In Holy Smoke, we are taken along for the ride as gorgeous, independent and strong-willed Ruth Baron (Kate Winslet) embarks on a voyage of self-discovery in India while traveling with friends. Wandering into a guru’s trippy display of his powers, she abandons the Neil Diamond soundtrack that’s been playing in the background (an odd choice) and Campion’s film takes a psychedelic cue as the young woman falls under the influence of the religious leader. Fearing the worst, that Ruth has now become a member of a cult after she refuses to return home, has little in common with her former personality traits and adorns a sari, Ruth’s parents hire PJ Waters (Keitel), an admittedly chauvinistic cult deprogrammer whose swagger and macho demeanor announces his presence even before he’s given much in the way of dialogue.

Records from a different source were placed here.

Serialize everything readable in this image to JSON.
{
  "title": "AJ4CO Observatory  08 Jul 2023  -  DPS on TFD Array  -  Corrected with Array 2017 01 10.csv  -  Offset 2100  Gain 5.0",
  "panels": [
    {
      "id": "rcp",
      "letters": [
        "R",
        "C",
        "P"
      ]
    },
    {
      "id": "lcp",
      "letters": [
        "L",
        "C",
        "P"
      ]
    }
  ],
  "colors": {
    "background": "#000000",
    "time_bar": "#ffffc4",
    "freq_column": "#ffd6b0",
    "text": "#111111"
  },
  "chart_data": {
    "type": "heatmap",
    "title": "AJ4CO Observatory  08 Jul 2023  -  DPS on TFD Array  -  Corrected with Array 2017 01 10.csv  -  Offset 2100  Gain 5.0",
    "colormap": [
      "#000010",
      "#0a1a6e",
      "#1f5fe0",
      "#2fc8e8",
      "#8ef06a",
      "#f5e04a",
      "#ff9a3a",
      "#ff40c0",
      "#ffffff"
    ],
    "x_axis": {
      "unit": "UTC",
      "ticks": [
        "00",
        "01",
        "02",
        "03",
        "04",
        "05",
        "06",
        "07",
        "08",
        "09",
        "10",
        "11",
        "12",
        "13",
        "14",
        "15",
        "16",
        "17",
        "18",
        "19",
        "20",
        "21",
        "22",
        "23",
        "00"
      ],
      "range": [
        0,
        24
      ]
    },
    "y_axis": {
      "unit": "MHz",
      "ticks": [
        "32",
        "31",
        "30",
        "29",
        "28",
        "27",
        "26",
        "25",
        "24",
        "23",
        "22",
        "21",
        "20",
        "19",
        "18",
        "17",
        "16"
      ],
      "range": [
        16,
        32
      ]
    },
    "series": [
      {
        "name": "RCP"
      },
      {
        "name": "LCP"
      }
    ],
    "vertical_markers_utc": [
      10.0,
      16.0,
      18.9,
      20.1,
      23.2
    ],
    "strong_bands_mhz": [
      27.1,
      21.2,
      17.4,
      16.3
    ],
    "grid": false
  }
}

These few carefully chosen shots make viewers realize that his masculine pride and vanity will be his downfall after he meets beguiling Ruth who decides, once the two are holed up together for intensive deprogramming rituals, that two can play the same game as she exacts calculating personal revenge and mind games follow.
Keitel and Winslet’s scenes together are wonderfully potent, maddening, shocking, surprisingly funny and so addictive that we find ourselves completely willing to forgive the film its many shortcomings even after it begins to stay long past its welcome and we question the validity of the storyline and characters once PJ crosses the first of several lines and becomes romantically involved with Ruth. If as Leonard Maltin wrote in questioning PJ’s credibility, “This is supposed to be his 190th case; what were the other 189 like?” In addition to wondering about PJ, the audience also feels shortchanged about Ruth, having seen very little of the character before she’s manipulated and entranced by the guru. One of the most enlightening scenes—which would probably have been left on the cutting room floor in most other films except by the sing-along happy Cameron Crowe—has Ruth singing along to “You Oughta Know” at the top of her lungs and the way she drives Alanis Morissette’s lyrics home make you realize that there’s so much more to the lovely girl than meets the eye and we wish that in addition to the actors’ trust, Campion (who penned the film along with sister Anna) would have trusted her audience enough to give us more in the way of background information since we feel there’s much that we oughta know.